# Electronic gram scale recommended



## Mofatguy (Apr 17, 2019)

Hey all,
My scale I've been using is getting funky on readings.
What would be a good scale to buy that weighs in 0.10grams for makin bacon?
Looking for affordable ones that you personally use. I see plenty on the internet but want one that has been used by someone instead of taking a shot in the dark.
Thanks


----------



## pc farmer (Apr 17, 2019)

This is the one I use.


----------



## dog1234 (Apr 17, 2019)

I have used this one for five years now, I use it to measure seasoning for sausage, jerky, and my meats when mixing them. Works good......

https://www.amazon.com/d/Digital-Kitchen-Scales/Taylor-Precision-Products-Digital-Scale/B00BDS2X2G


----------



## chopsaw (Apr 17, 2019)

pc farmer said:


> This is the one I use.


I use this one too , just bought it . I have a bigger one as well , but I need both .
The one Farmer linked works great for what you want to do .


Edit , I use the one like Dave posted in post 5 . Skyroku .


----------



## daveomak (Apr 18, 2019)

for 2+ years..  It replaced my 0-500 gram scale, for accuracy...
.......... My Scale


----------



## ponzLL (May 9, 2019)

My son is a type 1 diabetic so our scales get a lot of use. Got sick of replacing those little flat ones over and over so I got this big guy with the plug (sold separately). It's a beast, it holds like 20 or 25 pounds and it's dead accurate and super quick. Bought it over a year ago now and has no issues. lifetime warranty too if I remember. I use it to weigh entire batches of chili and stuff so I can portion to count carbs and calories. 

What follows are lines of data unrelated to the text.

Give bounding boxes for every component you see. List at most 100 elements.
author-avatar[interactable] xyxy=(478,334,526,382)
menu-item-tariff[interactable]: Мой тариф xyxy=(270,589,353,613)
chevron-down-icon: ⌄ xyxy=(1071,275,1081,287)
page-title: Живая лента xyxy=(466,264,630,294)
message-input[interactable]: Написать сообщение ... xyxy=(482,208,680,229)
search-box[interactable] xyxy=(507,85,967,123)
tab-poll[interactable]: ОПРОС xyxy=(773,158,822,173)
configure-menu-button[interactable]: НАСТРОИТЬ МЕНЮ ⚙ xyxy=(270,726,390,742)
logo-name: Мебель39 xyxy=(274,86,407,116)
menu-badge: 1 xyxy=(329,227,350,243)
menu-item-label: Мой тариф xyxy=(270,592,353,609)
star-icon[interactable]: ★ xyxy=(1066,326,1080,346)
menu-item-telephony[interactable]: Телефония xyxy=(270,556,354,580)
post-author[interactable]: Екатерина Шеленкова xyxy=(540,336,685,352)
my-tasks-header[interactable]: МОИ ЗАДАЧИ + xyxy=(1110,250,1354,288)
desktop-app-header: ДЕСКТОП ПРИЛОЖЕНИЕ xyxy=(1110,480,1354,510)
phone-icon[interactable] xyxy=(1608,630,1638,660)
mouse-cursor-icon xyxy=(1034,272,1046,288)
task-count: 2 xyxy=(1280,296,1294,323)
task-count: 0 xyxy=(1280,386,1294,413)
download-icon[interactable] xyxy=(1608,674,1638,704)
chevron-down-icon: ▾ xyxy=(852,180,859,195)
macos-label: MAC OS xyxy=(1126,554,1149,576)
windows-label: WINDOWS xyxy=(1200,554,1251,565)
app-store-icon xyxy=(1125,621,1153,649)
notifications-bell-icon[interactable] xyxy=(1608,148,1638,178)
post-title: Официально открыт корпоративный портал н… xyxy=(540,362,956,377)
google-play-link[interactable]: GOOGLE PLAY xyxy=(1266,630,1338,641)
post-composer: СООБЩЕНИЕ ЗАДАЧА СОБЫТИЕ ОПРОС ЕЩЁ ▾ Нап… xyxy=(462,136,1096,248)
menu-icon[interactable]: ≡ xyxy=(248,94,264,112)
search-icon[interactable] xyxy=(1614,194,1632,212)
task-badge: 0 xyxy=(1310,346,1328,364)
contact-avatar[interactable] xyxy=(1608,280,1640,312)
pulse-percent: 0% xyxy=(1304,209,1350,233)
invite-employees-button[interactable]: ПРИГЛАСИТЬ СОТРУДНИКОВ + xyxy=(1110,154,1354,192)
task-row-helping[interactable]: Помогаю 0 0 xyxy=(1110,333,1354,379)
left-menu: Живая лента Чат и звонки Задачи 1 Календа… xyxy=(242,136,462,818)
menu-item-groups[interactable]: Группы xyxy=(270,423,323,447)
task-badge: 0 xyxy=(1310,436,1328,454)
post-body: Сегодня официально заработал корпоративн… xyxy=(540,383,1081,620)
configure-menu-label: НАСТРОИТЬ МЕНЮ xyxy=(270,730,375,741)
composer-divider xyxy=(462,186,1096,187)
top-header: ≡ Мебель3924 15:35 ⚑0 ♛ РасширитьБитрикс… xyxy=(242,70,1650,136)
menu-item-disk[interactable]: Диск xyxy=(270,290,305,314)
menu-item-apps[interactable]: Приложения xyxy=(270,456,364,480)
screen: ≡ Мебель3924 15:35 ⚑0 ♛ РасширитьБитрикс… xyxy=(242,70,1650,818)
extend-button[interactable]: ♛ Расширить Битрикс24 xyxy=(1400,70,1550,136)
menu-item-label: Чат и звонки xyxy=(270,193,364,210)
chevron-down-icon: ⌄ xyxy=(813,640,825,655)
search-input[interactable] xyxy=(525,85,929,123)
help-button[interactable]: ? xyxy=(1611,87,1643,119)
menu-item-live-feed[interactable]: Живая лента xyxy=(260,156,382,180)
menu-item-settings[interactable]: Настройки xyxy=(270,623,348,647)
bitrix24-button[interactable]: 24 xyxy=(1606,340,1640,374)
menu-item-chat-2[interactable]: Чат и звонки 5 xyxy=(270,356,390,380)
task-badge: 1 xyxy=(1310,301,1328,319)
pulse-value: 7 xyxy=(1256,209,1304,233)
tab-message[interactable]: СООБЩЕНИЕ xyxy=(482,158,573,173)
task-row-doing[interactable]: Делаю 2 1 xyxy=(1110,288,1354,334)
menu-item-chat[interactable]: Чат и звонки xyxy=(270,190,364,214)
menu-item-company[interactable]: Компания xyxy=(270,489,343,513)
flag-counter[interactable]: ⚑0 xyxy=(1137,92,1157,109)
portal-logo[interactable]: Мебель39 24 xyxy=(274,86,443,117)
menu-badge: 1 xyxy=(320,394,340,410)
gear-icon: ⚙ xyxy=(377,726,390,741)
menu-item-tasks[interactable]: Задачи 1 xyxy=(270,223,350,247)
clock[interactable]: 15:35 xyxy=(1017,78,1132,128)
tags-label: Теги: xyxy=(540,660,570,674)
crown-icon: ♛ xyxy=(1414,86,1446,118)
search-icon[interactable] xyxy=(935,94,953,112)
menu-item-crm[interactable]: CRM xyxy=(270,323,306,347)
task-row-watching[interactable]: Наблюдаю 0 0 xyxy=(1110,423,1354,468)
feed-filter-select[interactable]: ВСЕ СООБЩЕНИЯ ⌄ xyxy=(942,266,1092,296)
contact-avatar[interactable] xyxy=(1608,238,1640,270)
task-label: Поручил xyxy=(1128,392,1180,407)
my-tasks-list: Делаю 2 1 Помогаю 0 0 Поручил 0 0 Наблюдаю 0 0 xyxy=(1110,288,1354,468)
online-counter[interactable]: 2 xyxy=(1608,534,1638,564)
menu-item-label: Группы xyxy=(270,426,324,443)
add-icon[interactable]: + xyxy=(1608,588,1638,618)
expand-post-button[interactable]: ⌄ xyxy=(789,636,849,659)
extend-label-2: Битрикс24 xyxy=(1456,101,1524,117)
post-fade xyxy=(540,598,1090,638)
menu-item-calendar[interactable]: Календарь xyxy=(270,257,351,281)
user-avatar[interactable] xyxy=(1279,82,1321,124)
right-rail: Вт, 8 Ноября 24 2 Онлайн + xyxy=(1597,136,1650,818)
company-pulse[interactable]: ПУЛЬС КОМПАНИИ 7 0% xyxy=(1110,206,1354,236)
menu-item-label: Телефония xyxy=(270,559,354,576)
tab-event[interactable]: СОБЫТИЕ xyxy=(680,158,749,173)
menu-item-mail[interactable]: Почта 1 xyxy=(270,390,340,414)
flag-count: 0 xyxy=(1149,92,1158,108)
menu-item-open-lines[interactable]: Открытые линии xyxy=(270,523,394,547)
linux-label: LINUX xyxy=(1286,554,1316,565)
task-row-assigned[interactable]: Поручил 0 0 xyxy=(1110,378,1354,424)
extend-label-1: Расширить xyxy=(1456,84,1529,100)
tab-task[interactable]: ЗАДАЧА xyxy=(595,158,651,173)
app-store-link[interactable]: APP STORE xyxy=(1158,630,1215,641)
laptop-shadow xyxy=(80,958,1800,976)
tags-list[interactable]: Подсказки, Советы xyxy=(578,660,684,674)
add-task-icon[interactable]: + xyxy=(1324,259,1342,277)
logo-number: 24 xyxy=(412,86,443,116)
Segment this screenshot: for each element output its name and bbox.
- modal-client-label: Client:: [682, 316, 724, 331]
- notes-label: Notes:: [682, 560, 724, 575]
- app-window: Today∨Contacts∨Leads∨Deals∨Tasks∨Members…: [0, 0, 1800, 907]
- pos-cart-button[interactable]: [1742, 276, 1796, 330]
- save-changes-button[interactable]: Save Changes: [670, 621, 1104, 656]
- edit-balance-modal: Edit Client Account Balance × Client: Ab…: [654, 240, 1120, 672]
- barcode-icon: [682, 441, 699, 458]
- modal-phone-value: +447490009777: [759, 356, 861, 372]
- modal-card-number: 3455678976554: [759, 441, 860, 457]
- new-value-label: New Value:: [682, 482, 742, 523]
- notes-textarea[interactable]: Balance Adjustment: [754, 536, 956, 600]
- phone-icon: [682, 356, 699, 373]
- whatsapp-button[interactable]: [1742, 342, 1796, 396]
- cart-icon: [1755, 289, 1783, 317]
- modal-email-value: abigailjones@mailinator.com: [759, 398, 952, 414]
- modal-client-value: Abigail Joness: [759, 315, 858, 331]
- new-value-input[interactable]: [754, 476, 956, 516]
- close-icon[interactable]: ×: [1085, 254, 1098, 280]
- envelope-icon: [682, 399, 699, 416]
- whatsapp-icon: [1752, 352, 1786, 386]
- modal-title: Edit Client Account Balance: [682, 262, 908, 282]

https://www.amazon.com/gp/product/B00VEKX35Y/


----------



## johnmeyer (May 9, 2019)

I have the same one as what PC Farmer linked to:

American Weigh Scale AWS-100 Digital Pocket Scale, 100g X 0.01g Resolution

I am blown away by how accurate it is. I still have some gram weight from a 1950s turntable stylus calibration kit. This scale nails the weight down to the last hundredth of a gram on all four of the weights.

In addition to kitchen duties, I use it to precisely weigh out two-part epoxy glues. I use the lid from an orange juice frozen concentrate can (or a lid from any other can). I "tare" out the weight of the lid and lay down a bead of glue from the first tube. I write that down, press the "tare" button to zero out the weight again, and then lay down the second bead of glue until I get the same reading. 

I love this scale.


----------